Le chef de la diplomatie américaine Marco Rubio doit avertir mercredi que les États-Unis pourraient à nouveau recourir à la force si le Venezuela ne coopère pas suffisamment. Cette menace intervient après la capture spectaculaire du président socialiste Nicolas Maduro le 3 janvier à Caracas et l'installation de Delcy Rodríguez comme dirigeante par intérim du pays.

Dans le texte de son discours distribué mardi, Rubio ne laisse aucune ambiguïté. «Ne vous y trompez pas, comme l'a déclaré le président (Donald Trump), nous sommes pręts à recourir à la force pour garantir une coopération maximale si les autres méthodes échouent», a-t-il écrit. Le chef de la diplomatie américaine estime que Rodríguez «est bien consciente du sort réservé à Maduro» et que «[...] son intéręt personnel correspond à la réalisation de nos principaux objectifs».

L'opération militaire américaine du 3 janvier a fait 100 morts parmi les gardes vénézuéliens et cubains. Les forces américaines ont capturé Maduro et son épouse. Les États-Unis emprisonnent désormais le président déchu, qui fait face à une inculpation pour narcotrafic.
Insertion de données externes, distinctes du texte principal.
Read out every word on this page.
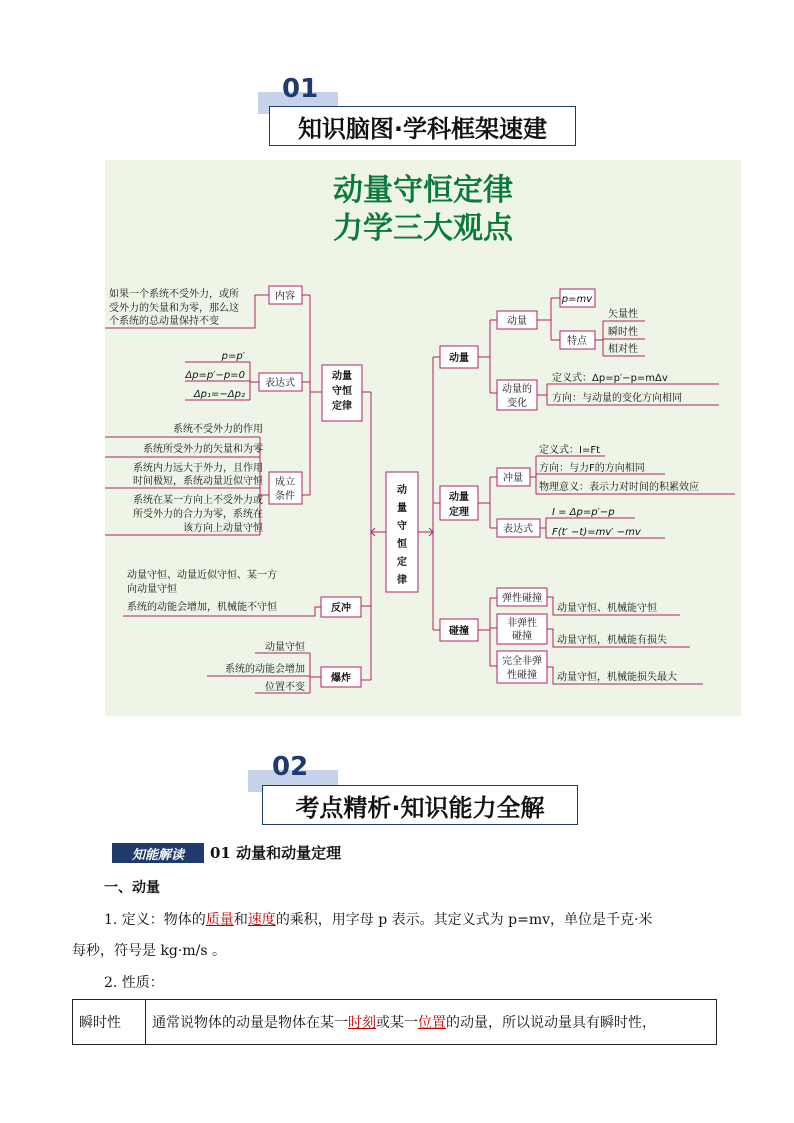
01
知识脑图·学科框架速建
动量守恒定律
力学三大观点
动
量
守
恒
定
律
动量
守恒
定律
内容
如果一个系统不受外力，或所
受外力的矢量和为零，那么这
个系统的总动量保持不变
表达式
p=p′
Δp=p′−p=0
Δp₁=−Δp₂
成立
条件
系统不受外力的作用
系统所受外力的矢量和为零
系统内力远大于外力，且作用
时间极短，系统动量近似守恒
系统在某一方向上不受外力或
所受外力的合力为零，系统在
该方向上动量守恒
反冲
动量守恒、动量近似守恒、某一方
向动量守恒
系统的动能会增加，机械能不守恒
爆炸
动量守恒
系统的动能会增加
位置不变
动量
动量
p=mv
特点
矢量性
瞬时性
相对性
动量的
变化
定义式：Δp=p′−p=mΔv
方向：与动量的变化方向相同
动量
定理
冲量
定义式：I=Ft
方向：与力F的方向相同
物理意义：表示力对时间的积累效应
表达式
I = Δp=p′−p
F(t′ −t)=mv′ −mv
碰撞
弹性碰撞
非弹性
碰撞
完全非弹
性碰撞
动量守恒、机械能守恒
动量守恒，机械能有损失
动量守恒，机械能损失最大
02
考点精析·知识能力全解
知能解读	01 动量和动量定理
一、动量
1. 定义：物体的质量和速度的乘积，用字母 p 表示。其定义式为 p=mv，单位是千克·米
每秒，符号是 kg·m/s 。
2. 性质：
瞬时性	通常说物体的动量是物体在某一时刻或某一位置的动量，所以说动量具有瞬时性，
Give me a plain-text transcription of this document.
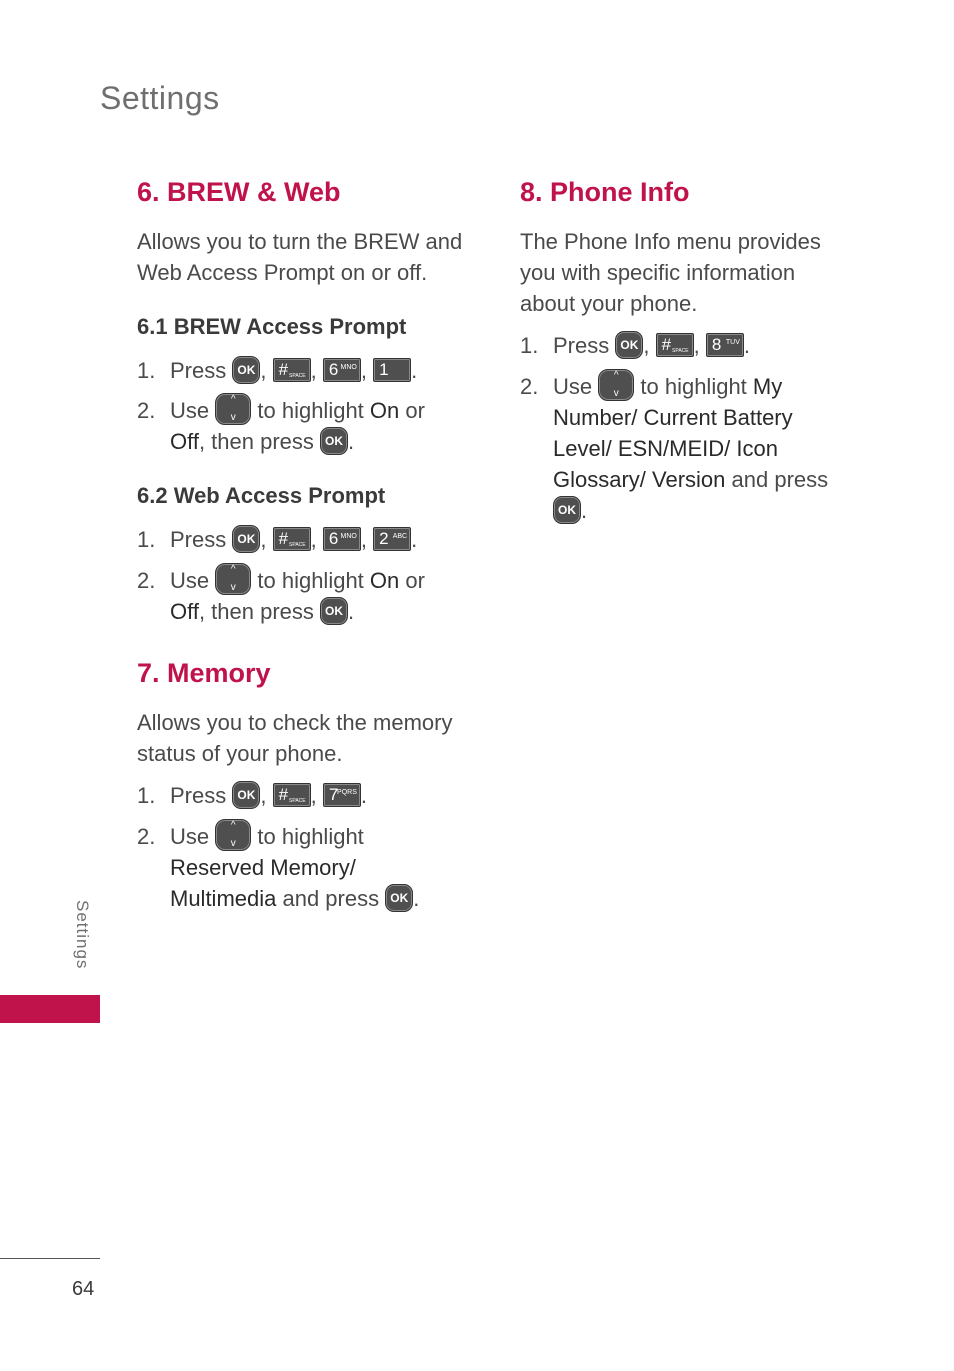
Settings
6. BREW & Web
Allows you to turn the BREW and
Web Access Prompt on or off.
6.1 BREW Access Prompt
1. Press OK , # SPACE , 6 MNO , 1 .
2. Use	^
v to highlight On or
Off, then press OK .
6.2 Web Access Prompt
1. Press OK , # SPACE , 6 MNO , 2 ABC .
2. Use	^
v to highlight On or
Off, then press OK .
7. Memory
Allows you to check the memory
status of your phone.
1. Press OK , # SPACE , 7
PQRS .
2. Use	^
v to highlight
Reserved Memory/
Multimedia and press OK .
8. Phone Info
The Phone Info menu provides
you with specific information
about your phone.
1. Press OK , # SPACE , 8 TUV .
2. Use	^
v to highlight My
Number/ Current Battery
Level/ ESN/MEID/ Icon
Glossary/ Version and press
OK .
Settings
64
Rubio défend cette intervention : «il n'y a pas de guerre contre le Venezuela et nous n'avons pas envahi le pays». Il affirme que «L'histoire offre peu d'exemples où autant a été accompli à si peu de frais».

Pression sur Rodríguez

Sous la pression américaine, l'ex-vice-présidente de Maduro a pris plusieurs mesures alignées sur les objectifs de Washington. Elle a signé des accords pétroliers avec les États-Unis et libéré des prisonniers politiques. Elle a aussi lancé une réforme législative incluant une loi sur les hydrocarbures et appelé à des accords avec l'opposition.

La Maison Blanche a annoncé son intention d'inviter Rodríguez aux États-Unis, après un appel téléphonique entre elle et le président Trump. Pourtant, Rodríguez reste sous sanctions américaines. Dimanche, elle a affirmé : «les ordres de Washington aux politiques vénézuéliens, ça suffit». Une déclaration qui contraste avec la réalité du rapport de force actuel.

Critiques au Congrès

L'opposition démocrate aux États-Unis a vivement critiqué l'administration Trump pour avoir mené cette opération militaire sans autorisation du Congrès.

Le président Trump a lui explicitement déclaré l'intention de Washington de «dicter» les décisions du Venezuela jusqu'à nouvel ordre.

Note : Cet article a été créé avec l'Intelligence Artificielle (IA).